Virtual E_d, E_u and L_u radiometric measurements were computed from the accumulation of photons over time intervals ranging from 8 to 2048ms. Optical profiles were then constructed to evaluate subsurface radiometric values and diffuse attenuation coefficients assuming a 24-bit ADC. Both linear and non-linear regression methods have been applied to obtain data products from alternative determinations of measurement depths. The study has so documented the best performance of the Wgt depth definition relying on depth values weighted by the diffuse attenuation coefficient. However, close statistical figures (in most cases within 1%) have been obtained with the Avg depths relying on the mean depth within the integration interval. Instead, both the Fst and Lst depth schemes (i.e., corresponding to the beginning or the end, respectively, of each integration interval) should not be adopted to avoid biased estimates of diffuse attenuation coefficients and sub-surface values, mostly for E_u and L_u data collected in waters exhibiting a high absorption coefficient.

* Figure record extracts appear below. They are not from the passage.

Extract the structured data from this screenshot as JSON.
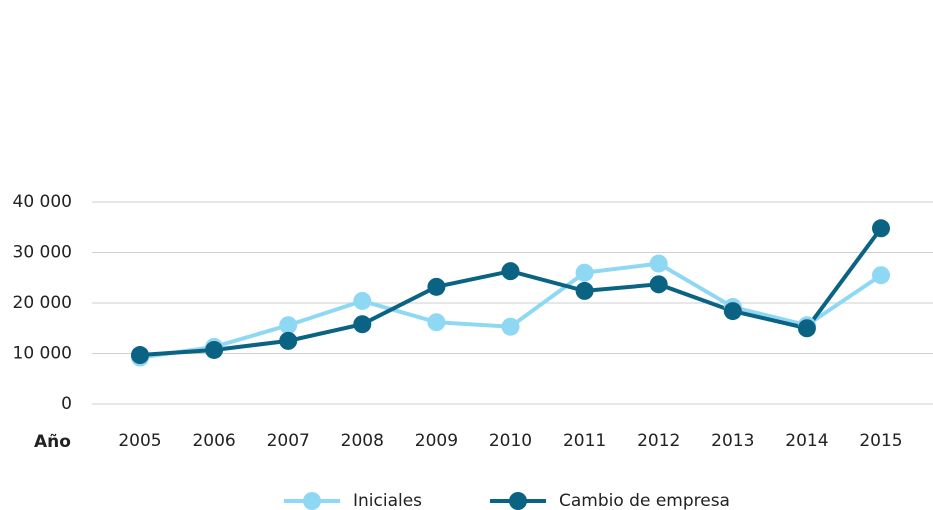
{
  "chart_data": {
    "type": "line",
    "x_label": "Año",
    "categories": [
      "2005",
      "2006",
      "2007",
      "2008",
      "2009",
      "2010",
      "2011",
      "2012",
      "2013",
      "2014",
      "2015"
    ],
    "series": [
      {
        "name": "Iniciales",
        "color": "#8fd8f4",
        "values": [
          9200,
          11300,
          15600,
          20400,
          16200,
          15300,
          26000,
          27800,
          19200,
          15600,
          25500
        ]
      },
      {
        "name": "Cambio de empresa",
        "color": "#0b6383",
        "values": [
          9700,
          10700,
          12500,
          15800,
          23200,
          26300,
          22400,
          23700,
          18400,
          15000,
          34800
        ]
      }
    ],
    "ylim": [
      0,
      40000
    ],
    "yticks": [
      0,
      {
        "value": 10000,
        "label": "10 000"
      },
      {
        "value": 20000,
        "label": "20 000"
      },
      {
        "value": 30000,
        "label": "30 000"
      },
      {
        "value": 40000,
        "label": "40 000"
      }
    ],
    "grid": true
  }
}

The analysis of simulated optical profiles has provided additional manifold insights. Largely biased K_Ed values have been observed in Case-1 waters due to the combined effects of integration time and light focusing. A main finding is however that the integration time can partially compensate the underestimates produced by the linear fit of log-transformed data. The complementary use of both linear and non-linear schemes for the regression of optical profile measurements is then devised as a solution to evaluate the effects of light focusing and defocusing in an operational framework addressed to account for the accuracy of data products.

The study has also investigated the capability of simulating profile data obtained from HyperOCR in-water hyperspectral systems fully accounting for their features (i.e., 16-bit digitization with 10-count noise, 250ms latency time and 1 dark-signal recording after every 5 successive measurements). As expected, the decrease in the density of profile data and the lessening of SNR with respect to the ideal case (i.e., 24-bit digitization with 10-count noise and negligible latency time) significantly affects the radiometric accuracy challenging measurements in highly absorbing waters.

Overall, the study indicates that an inappropriate definition of the measurement depths likely added to an unfavorable SNR, may become a source of large uncertainties for data products determined from in water hyperspectral profile data. It is thus essential that, in view of meeting requirements for satellite ocean color applications, the suggested Wgt or alternatively the Avg schemes are applied. The analysis also indicates that an increase of the number of measurements per unit depth obtained through the multicasting technique leads to an increase of the precision of regression products, also for systems characterized by variable acquisition rates.

Finally, the work further reinforces the relevance of numerical simulations of photons transport as a mean to advance the understanding of uncertainty budgets affecting the collection of insitu radiometric data and to investigate the related measurement protocols.